London, Jan 20, 2026, 09:46 GMT — Regular session
- Ashtead shares fell roughly 3% in early trading, deepening Monday’s losses
- Company revealed an additional tranche of its $1.5 billion share buyback programme
- European stocks slipped further, weighed down by ongoing U.S. tariff threats that are rattling investors
Ashtead Group shares slid 3.1% to 4,952 pence by 0946 GMT, extending losses from a steep decline in the prior session amid renewed risk-off sentiment in European markets. So far Tuesday, the stock has fluctuated between 4,941.6 and 5,078.0 pence, down from Monday’s close of 5,110 pence. (Investing)
The London-listed equipment rental company closed Monday 3.62% lower at 5,110 pence, hitting that level as its session low after starting the day at 5,252 pence, market data shows. Roughly 770,000 shares changed hands. (StockAnalysis)
European shares hit their lowest point in nearly two weeks on Tuesday, dragged down as investors fretted over U.S. President Donald Trump’s tariff threat related to Greenland. By 0925 GMT, the STOXX 600 was down 1.3%, with London’s FTSE 100 off by the same margin. TD Cowen analysts described the move as “the most unusual and potentially serious shift in USA foreign policy we’ve seen. There’s no playbook for this.” David Morrison, senior market analyst at Trade Nation, added that the tariff news has landed at a sensitive moment, as global policymakers convene in Davos. (Reuters)
London shares slipped further Monday after Trump announced new tariffs starting Feb. 1 on imports from Britain and seven other European countries. He warned duties would rise again unless the U.S. gets the green light to purchase Greenland. The FTSE 100 closed down 0.4%. (Reuters)

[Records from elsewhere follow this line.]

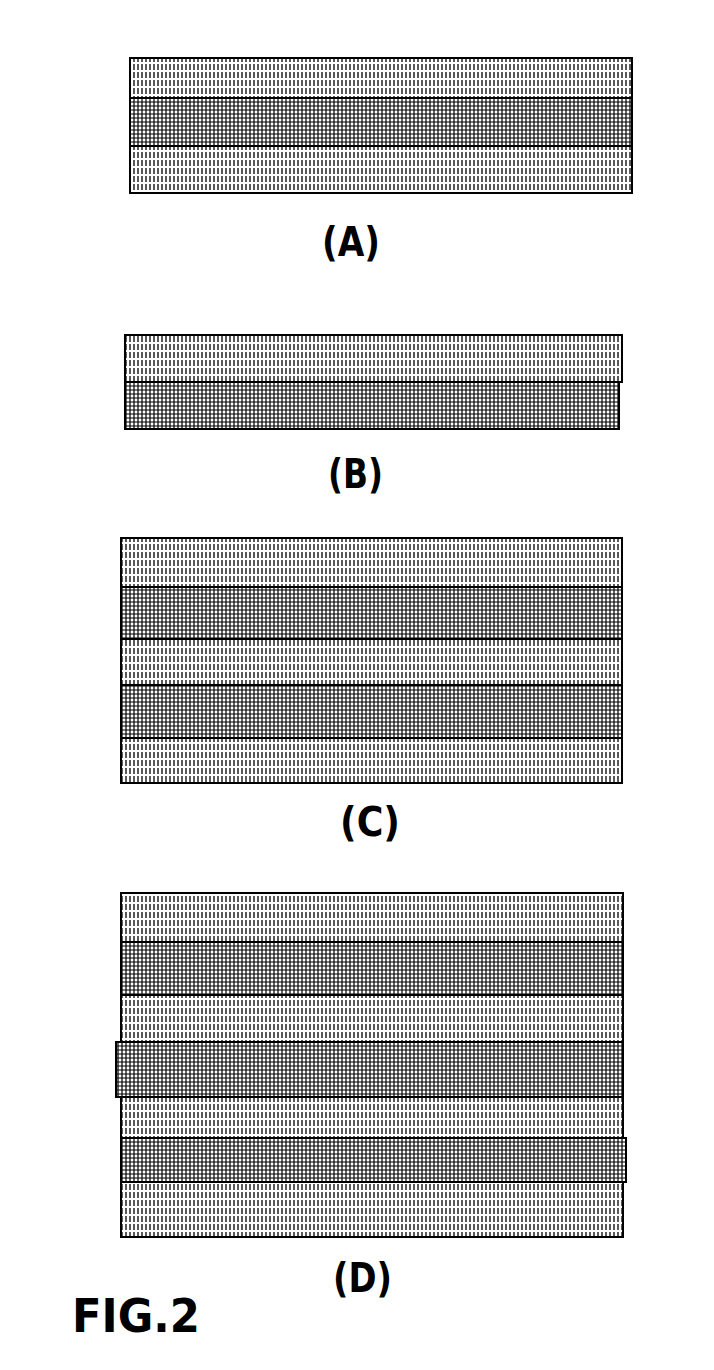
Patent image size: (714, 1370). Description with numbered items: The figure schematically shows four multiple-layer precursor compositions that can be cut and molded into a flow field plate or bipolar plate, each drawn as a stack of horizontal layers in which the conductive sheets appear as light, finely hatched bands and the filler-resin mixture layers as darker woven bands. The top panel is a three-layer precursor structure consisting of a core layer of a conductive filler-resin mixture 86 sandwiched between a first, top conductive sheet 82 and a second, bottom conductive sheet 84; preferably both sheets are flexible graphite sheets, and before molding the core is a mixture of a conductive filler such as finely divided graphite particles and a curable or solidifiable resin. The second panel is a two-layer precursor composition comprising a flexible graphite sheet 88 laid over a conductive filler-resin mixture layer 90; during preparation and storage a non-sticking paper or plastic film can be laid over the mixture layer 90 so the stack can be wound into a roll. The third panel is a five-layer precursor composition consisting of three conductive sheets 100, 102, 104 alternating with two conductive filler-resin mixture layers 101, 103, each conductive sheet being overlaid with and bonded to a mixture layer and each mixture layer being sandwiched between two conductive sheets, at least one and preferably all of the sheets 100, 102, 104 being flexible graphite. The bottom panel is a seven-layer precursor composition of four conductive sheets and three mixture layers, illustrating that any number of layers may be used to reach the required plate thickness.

The first conductive sheet 82 is at (148, 78).
The conductive filler-resin mixture 86 is at (138, 123).
The second conductive sheet 84 is at (155, 173).
The FG sheet 88 is at (150, 360).
The conductive filler-resin mixture layer 90 is at (147, 410).
The conductive sheet 100 is at (150, 568).
The conductive filler-resin mixture layer 101 is at (150, 612).
The conductive sheet 102 is at (148, 663).
The conductive filler-resin mixture layer 103 is at (121, 717).
The conductive sheet 104 is at (148, 758).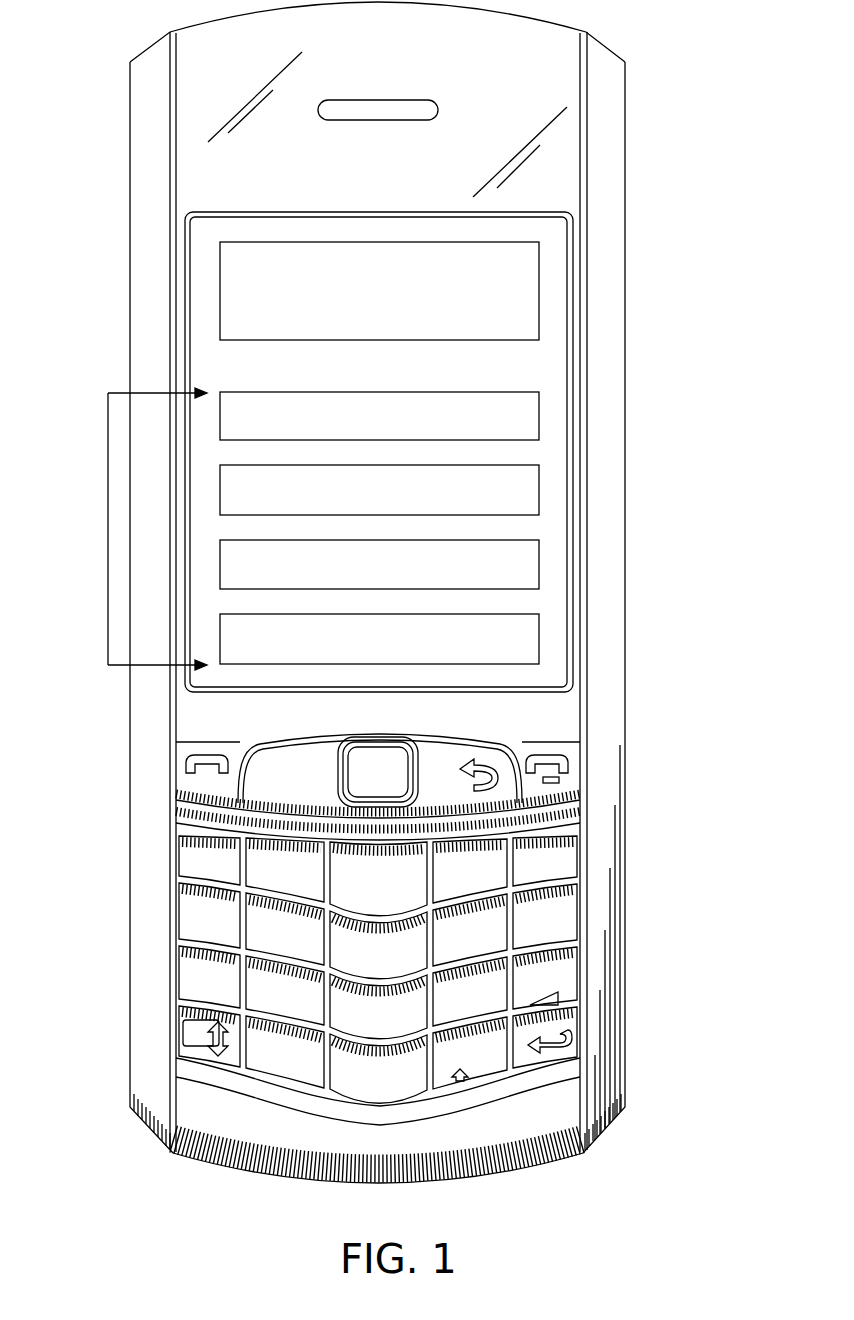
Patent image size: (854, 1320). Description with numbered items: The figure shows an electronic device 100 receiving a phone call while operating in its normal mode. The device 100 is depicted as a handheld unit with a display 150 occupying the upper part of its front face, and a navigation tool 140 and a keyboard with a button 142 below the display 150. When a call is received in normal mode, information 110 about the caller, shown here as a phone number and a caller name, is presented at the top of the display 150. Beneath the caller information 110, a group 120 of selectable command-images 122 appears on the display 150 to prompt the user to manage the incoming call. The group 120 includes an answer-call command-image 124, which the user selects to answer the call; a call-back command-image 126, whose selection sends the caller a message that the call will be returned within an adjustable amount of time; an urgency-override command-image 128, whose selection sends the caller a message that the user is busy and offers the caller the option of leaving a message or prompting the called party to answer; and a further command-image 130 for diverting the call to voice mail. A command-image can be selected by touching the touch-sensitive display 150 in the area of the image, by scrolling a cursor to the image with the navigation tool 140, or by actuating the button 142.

The electronic device 100 is at (403, 63).
The information about the caller 110 is at (541, 259).
The group of selectable command-images 120 is at (107, 535).
The selectable command-images 122 is at (541, 403).
The answer-call command-image 124 is at (541, 394).
The call-back command-image 126 is at (541, 472).
The urgency-override command-image 128 is at (541, 543).
The divert to voice mail option 130 is at (541, 617).
The navigation tool 140 is at (370, 768).
The button 142 is at (553, 1042).
The display 150 is at (202, 226).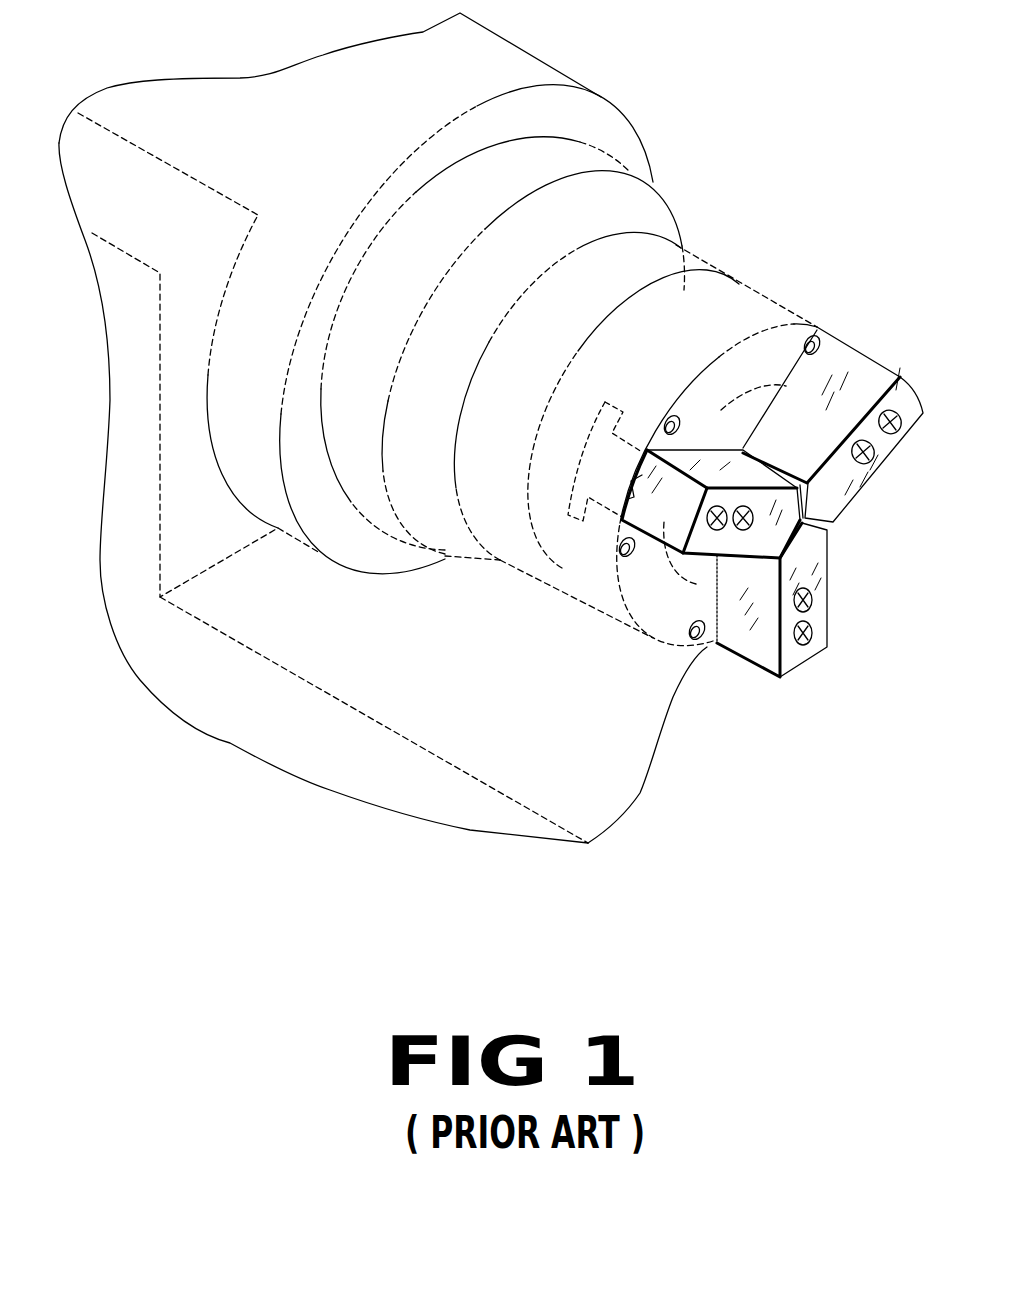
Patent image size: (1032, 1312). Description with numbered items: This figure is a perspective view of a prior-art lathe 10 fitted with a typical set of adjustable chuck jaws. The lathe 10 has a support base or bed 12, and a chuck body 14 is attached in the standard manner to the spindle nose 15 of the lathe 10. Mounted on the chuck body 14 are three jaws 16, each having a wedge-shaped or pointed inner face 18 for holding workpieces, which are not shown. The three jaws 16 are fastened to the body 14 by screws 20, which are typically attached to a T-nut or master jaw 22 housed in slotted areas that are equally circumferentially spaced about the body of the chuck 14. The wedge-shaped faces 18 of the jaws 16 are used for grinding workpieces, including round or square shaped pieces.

The lathe 10 is at (490, 50).
The bed of lathe 12 is at (285, 732).
The body of chuck 14 is at (727, 310).
The spindle 15 is at (663, 260).
The jaws 16 is at (870, 370).
The wedged face 18 is at (815, 507).
The head screw 20 is at (800, 643).
The master jaw/T-nut 22 is at (595, 470).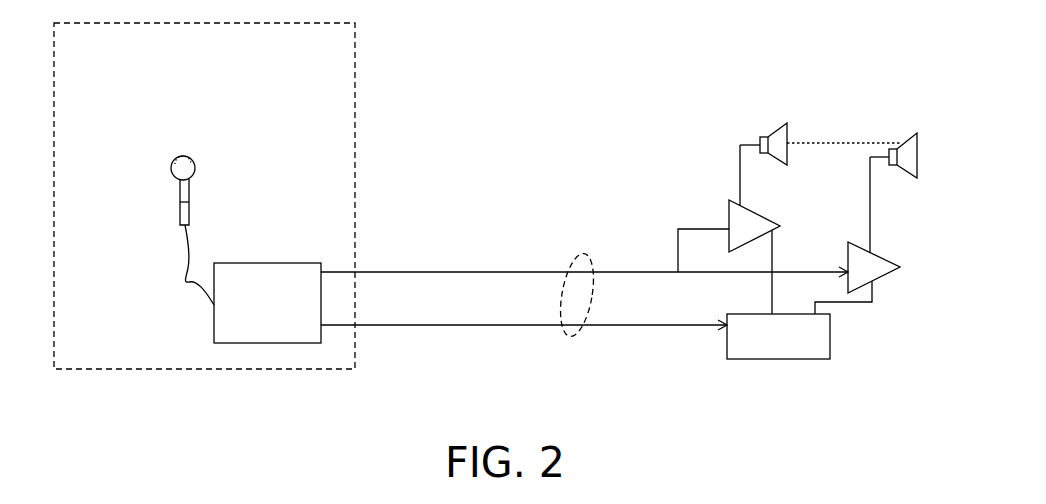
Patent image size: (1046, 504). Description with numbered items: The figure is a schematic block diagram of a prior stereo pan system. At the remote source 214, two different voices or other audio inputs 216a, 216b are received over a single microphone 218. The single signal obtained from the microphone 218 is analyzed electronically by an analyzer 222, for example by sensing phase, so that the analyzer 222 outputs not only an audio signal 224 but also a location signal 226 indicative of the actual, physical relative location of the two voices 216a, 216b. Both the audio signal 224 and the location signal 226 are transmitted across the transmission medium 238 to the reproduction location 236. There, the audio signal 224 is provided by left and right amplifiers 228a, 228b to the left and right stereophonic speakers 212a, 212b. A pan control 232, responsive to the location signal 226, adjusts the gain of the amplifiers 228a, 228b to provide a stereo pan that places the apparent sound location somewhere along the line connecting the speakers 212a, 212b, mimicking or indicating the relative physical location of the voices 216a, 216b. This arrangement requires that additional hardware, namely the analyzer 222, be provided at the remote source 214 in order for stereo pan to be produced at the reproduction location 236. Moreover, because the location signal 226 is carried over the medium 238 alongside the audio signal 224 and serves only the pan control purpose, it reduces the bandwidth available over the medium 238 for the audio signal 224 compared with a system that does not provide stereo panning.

The left stereophonic speaker 212a is at (792, 155).
The right stereophonic speaker 212b is at (902, 142).
The remote source 214 is at (356, 150).
The first voice 216a is at (117, 92).
The second voice 216b is at (277, 83).
The microphone 218 is at (172, 178).
The analyzer 222 is at (237, 344).
The audio signal 224 is at (502, 271).
The location signal 226 is at (513, 326).
The left amplifier 228a is at (729, 218).
The right amplifier 228b is at (848, 258).
The pan control 232 is at (780, 359).
The reproduction location 236 is at (740, 122).
The transmission medium 238 is at (583, 257).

Ashtead revealed in a regulatory filing that it repurchased 74,000 ordinary shares on January 19, paying an average of 5,188.2968 pence per share. J.P. Morgan Securities served as the broker for the deal. Following the buyback, Ashtead reported 416,096,962 shares outstanding, excluding treasury stock, and 35,257,871 shares held in treasury. (Stockopedia)
A buyback happens when a company uses cash to buy back its own shares, cutting the total number of shares outstanding. This, assuming everything else stays the same, boosts earnings per share. Treasury shares are those repurchased stocks the company holds onto—they can be either cancelled or sold again down the line.
Right now, that support is getting drowned out by broader macroeconomic noise. Ashtead’s fortunes track construction and industrial activity closely, so any dip in confidence or a pullback in project spending tends to hit the share price quickly.
There’s a catch, though. Should tariff threats fade, cyclicals could rebound sharply, and the company’s steady buyback pace might turn into a boost once more. But if the political standoff results in actual levies starting Feb. 1, investors will zero in on the impact on growth forecasts, not the volume of shares bought back.
Ashtead’s timeline for its U.S. transition is next on investors’ radar: the current buyback should wrap up by the end of February, with a fresh $1.5 billion programme kicking off March 2, 2026, coinciding with the planned NYSE relisting.